The New York Times, having feasted for days on remarks about President Obama made by former New York City Governor Rudy Giuliani at a private dinner for Scott Walker, is now switching targets to Walker himself.
The Wisconsin governor and presidential hopeful, immensely popular among conservatives for taking on his state's public-sector unions and triumphing in a recall election, is being chided by the Times for refusing to condemn what Giuliani said about Obama: "I do not believe, and I know this is a horrible thing to say, but I do not believe that the president loves America. He doesn’t love you. And he doesn’t love me. He wasn’t brought up the way you were brought up and I was brought up through love of this country."
Left-wing Times columnist Charles Blow was predictably outraged by Giuliani's "vile statement," defending Obama's criticism of the United States by insisting that "sometimes, America requires critique. Jingoism is an avoidance of realism."
Meanwhile, reporters Michael Barbaro and Michael D. Shear took time out of their busy schedules to assure Times readers that "President Obama Has, in Fact, Expressed Love for His Country," and even found some examples, albeit peppered with criticism of America.
Jonah Goldberg at National Review had an alternative take on Giuliani's remarks that would surely make Times reporters faint.
More than any other president, Obama was raised with a detachedly critical view of America.
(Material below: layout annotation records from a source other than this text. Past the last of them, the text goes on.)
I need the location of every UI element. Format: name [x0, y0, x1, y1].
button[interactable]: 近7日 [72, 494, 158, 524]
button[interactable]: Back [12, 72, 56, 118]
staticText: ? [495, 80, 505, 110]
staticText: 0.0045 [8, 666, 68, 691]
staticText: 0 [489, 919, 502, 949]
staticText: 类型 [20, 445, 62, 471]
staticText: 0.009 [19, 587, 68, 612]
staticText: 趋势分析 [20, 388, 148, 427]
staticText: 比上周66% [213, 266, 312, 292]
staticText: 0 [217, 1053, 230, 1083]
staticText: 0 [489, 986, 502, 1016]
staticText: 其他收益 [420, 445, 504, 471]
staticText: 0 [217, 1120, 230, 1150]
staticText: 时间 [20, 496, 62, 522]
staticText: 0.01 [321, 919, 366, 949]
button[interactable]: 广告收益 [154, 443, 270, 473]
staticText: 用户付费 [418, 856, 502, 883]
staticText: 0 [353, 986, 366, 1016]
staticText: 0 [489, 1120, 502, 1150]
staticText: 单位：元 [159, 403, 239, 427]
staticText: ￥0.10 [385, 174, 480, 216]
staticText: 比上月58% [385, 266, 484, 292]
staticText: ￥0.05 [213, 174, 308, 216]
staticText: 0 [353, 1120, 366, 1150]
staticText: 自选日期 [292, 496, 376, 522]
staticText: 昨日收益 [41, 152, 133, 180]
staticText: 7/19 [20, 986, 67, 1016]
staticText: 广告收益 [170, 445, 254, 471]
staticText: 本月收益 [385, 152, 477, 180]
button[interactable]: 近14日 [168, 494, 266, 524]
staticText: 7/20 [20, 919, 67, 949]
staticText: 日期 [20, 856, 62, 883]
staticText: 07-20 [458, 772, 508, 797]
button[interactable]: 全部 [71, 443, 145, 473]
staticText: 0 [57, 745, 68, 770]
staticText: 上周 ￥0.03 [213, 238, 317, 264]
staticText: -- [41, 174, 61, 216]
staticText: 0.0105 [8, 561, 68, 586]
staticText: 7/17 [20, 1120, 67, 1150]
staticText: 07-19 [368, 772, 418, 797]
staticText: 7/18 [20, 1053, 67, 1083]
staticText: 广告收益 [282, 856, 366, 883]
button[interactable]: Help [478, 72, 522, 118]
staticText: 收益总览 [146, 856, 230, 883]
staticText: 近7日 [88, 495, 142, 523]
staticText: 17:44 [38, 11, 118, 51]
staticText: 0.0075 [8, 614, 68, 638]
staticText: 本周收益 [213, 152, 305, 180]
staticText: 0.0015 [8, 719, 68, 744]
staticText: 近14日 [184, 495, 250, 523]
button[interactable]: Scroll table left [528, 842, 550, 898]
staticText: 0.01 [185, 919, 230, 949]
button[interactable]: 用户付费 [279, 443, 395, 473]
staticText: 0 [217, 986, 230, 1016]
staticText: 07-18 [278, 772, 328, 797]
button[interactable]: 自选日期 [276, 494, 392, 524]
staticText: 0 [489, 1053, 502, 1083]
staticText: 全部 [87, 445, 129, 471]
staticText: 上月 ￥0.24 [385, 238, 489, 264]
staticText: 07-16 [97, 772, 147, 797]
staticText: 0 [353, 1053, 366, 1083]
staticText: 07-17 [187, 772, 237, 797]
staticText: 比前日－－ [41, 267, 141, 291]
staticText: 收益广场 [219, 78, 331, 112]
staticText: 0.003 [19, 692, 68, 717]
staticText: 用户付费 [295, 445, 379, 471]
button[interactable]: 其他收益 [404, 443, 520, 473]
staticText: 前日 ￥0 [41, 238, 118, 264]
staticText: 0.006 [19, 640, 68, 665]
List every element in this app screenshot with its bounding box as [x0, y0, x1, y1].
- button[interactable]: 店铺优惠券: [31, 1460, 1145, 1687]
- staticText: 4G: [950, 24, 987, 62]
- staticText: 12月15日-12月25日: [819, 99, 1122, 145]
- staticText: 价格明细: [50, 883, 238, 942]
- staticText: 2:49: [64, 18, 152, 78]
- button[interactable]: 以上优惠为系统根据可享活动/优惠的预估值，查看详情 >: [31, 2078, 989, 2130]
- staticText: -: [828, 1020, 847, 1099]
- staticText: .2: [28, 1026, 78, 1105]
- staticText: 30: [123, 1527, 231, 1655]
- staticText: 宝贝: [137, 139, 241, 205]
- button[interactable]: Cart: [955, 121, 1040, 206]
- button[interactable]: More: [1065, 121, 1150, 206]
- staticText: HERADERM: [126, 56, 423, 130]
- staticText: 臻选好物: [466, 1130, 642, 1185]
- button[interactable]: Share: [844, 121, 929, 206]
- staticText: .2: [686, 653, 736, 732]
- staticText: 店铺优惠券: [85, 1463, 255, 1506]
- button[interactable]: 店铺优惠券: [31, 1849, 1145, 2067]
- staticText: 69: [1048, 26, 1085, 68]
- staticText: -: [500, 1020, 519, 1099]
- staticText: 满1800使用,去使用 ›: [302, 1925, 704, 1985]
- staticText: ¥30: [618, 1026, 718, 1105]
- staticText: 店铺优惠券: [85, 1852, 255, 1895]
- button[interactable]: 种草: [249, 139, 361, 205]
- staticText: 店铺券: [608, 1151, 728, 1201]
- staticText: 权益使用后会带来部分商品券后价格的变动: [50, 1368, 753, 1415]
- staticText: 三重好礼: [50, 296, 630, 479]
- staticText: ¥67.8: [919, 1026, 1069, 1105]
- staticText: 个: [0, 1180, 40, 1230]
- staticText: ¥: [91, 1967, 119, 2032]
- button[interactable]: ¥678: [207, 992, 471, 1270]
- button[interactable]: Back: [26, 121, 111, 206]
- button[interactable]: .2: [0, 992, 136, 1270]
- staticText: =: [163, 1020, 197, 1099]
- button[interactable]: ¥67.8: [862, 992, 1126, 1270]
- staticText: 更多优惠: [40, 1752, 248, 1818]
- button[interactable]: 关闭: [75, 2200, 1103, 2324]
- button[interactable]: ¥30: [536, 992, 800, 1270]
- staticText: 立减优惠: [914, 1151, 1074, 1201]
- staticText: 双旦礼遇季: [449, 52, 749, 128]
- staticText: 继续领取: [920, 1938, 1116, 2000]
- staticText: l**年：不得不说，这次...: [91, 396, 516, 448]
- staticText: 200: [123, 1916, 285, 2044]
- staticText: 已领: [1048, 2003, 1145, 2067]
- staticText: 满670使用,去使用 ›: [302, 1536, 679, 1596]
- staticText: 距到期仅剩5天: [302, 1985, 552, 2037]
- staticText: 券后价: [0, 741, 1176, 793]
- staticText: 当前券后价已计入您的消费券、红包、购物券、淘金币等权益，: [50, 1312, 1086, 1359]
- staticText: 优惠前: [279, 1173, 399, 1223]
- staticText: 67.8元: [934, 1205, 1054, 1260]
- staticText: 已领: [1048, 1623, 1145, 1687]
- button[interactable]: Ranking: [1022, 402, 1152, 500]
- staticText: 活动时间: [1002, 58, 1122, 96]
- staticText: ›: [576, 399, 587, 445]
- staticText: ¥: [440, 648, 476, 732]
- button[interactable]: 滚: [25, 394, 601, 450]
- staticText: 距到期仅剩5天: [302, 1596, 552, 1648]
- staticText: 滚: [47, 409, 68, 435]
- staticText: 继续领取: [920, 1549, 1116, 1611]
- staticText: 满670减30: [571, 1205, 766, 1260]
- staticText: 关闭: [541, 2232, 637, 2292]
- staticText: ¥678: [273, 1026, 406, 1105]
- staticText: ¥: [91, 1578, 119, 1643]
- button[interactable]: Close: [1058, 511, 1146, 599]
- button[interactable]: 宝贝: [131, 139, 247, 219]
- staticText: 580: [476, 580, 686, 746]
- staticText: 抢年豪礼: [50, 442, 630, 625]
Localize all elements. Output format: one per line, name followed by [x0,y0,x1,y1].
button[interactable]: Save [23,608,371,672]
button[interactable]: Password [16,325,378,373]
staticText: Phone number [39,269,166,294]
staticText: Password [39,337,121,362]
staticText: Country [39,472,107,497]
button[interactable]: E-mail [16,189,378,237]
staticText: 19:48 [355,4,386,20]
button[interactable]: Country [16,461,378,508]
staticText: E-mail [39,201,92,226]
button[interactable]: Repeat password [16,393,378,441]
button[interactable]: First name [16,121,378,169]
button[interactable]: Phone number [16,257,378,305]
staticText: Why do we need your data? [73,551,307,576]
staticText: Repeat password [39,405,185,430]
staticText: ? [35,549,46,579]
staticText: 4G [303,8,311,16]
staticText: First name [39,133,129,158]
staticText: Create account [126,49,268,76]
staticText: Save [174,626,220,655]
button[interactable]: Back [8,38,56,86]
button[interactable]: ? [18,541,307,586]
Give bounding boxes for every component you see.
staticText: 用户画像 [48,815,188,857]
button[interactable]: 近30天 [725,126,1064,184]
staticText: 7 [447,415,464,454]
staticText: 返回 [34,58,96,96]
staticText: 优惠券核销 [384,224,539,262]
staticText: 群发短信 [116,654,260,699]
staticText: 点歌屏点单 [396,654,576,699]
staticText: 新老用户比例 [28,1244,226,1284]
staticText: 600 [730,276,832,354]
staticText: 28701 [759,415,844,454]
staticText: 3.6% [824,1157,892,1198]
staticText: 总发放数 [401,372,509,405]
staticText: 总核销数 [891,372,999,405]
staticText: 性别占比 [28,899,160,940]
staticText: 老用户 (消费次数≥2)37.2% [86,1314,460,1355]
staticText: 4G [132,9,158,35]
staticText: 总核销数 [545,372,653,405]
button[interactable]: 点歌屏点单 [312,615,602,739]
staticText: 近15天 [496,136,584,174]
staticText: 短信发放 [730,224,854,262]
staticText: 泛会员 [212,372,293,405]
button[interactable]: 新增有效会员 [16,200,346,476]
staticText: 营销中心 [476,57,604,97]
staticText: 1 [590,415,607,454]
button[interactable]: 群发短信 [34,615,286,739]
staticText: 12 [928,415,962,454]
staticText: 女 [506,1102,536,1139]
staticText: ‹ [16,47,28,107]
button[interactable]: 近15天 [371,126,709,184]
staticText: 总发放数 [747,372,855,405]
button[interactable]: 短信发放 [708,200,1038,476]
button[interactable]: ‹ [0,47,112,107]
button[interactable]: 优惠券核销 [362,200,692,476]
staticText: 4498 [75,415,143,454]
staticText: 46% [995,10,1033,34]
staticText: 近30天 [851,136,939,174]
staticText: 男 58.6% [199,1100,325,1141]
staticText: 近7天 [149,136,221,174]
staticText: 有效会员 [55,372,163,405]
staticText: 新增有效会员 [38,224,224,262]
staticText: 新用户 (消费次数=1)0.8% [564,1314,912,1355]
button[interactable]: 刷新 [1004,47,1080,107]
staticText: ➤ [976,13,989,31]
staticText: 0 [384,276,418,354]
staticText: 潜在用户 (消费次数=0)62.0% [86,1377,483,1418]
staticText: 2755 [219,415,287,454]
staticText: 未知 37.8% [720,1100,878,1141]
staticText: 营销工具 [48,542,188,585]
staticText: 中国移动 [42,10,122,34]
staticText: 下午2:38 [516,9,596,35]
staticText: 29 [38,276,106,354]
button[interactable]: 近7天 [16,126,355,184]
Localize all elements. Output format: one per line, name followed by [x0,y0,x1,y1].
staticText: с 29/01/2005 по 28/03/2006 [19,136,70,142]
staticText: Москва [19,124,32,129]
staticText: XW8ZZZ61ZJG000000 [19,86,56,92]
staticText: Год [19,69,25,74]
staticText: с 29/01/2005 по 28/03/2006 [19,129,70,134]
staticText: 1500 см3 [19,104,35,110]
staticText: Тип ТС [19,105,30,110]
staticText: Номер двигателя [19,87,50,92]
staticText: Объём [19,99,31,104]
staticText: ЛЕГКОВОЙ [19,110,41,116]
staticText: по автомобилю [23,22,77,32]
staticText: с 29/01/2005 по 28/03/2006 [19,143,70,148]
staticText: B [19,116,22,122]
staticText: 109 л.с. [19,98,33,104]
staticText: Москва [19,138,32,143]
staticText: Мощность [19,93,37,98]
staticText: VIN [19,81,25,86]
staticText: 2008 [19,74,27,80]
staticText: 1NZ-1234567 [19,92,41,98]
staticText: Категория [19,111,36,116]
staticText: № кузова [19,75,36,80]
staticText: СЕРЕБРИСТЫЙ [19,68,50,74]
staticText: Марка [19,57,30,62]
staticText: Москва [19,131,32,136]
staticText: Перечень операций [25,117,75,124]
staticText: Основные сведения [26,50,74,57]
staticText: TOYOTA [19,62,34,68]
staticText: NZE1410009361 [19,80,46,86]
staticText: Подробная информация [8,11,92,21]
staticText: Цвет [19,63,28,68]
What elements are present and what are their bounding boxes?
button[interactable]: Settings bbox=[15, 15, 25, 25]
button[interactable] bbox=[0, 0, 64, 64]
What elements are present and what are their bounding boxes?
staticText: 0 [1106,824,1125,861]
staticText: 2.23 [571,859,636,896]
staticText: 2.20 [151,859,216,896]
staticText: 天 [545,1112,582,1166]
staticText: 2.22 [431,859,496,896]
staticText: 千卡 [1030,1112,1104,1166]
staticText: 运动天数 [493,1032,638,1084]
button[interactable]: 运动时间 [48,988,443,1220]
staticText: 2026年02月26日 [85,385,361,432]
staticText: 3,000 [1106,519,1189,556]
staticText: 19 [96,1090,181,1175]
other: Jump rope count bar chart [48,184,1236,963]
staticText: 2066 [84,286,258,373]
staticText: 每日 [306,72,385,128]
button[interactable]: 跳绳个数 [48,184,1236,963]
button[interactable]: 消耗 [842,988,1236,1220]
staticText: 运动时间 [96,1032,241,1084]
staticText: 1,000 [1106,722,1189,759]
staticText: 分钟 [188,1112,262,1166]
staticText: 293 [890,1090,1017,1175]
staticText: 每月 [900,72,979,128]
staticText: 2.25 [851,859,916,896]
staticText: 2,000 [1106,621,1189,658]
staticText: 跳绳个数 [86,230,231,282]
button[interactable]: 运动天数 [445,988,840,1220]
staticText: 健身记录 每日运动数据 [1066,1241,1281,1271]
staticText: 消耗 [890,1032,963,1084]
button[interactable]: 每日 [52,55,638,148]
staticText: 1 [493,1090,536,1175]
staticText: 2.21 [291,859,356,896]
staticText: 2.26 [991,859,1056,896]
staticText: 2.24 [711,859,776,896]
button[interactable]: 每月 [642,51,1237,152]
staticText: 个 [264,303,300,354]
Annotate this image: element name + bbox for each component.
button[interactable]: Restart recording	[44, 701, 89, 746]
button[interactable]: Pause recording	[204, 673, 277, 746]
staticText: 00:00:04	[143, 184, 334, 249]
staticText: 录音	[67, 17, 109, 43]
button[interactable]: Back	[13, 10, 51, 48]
He grew up abroad and in Hawaii, which is as close as you can get to growing-up abroad and still be in the United States. (Sorry, I love Hawaii, but it’s true.) At school he hung out mostly with the foreign-exchange students from Pakistan. “For years when Barack was around them, he seemed to share their attitudes as sophisticated outsiders who looked at politics from an international perspective,” David Maraniss writes in his biography of Obama. “He was one of them, in that sense.”
Reporter Trip Gabriel's Monday front-page story on Walker naturally played up the Guiliani remarks: "In Pre-Primary Pivot to Right, Walker Shifts Tone on Abortion." An earlier online headline was "harder"-edged: "Scott Walker Hardens Tone on Social Issues to Woo Christian Conservatives."
Mr. Bush and other presidential hopefuls said the president’s patriotism was not in doubt. But Mr. Walker repeatedly said he did not know. On Saturday, he said he did not know whether Mr. Obama was a Christian.
The next line was in an earlier version of Gabriel's story but excised from the final version. It was captured by the change-tracking website NewsDiffs:
His remarks, which infuriated Democrats, are likely to play well with hard-right elements of the Republican base, suggesting a degree of calculation about them.
Calculation? Gabriel omitted the fact that Walker wasn't the one who brought up Obama's religion; a Washington Post reporter goaded him with the question. The governor refused to participate in the game of gotcha. Somehow that becomes calculation on Walker's part.
Maggie Haberman used the Post's gotcha to create a wedge between the "establishment" GOP and Gov. Walker in her Saturday online report, "Republicans Scott Walker’s Handling of Giuliani Comments."
While former Mayor Rudolph W. Giuliani of New York has been criticized for remarks he made at a small dinner event in Manhattan about President Obama and his “love” for America, establishment Republicans also have questioned the reaction of the person being honored at that reception, Gov. Scott Walker of Wisconsin, who is a likely Republican presidential contender in 2016....But his lack of any separation from Mr. Giuliani over the comments has frustrated some senior Republicans, who said Mr. Walker was still not sure-footed on the national stage.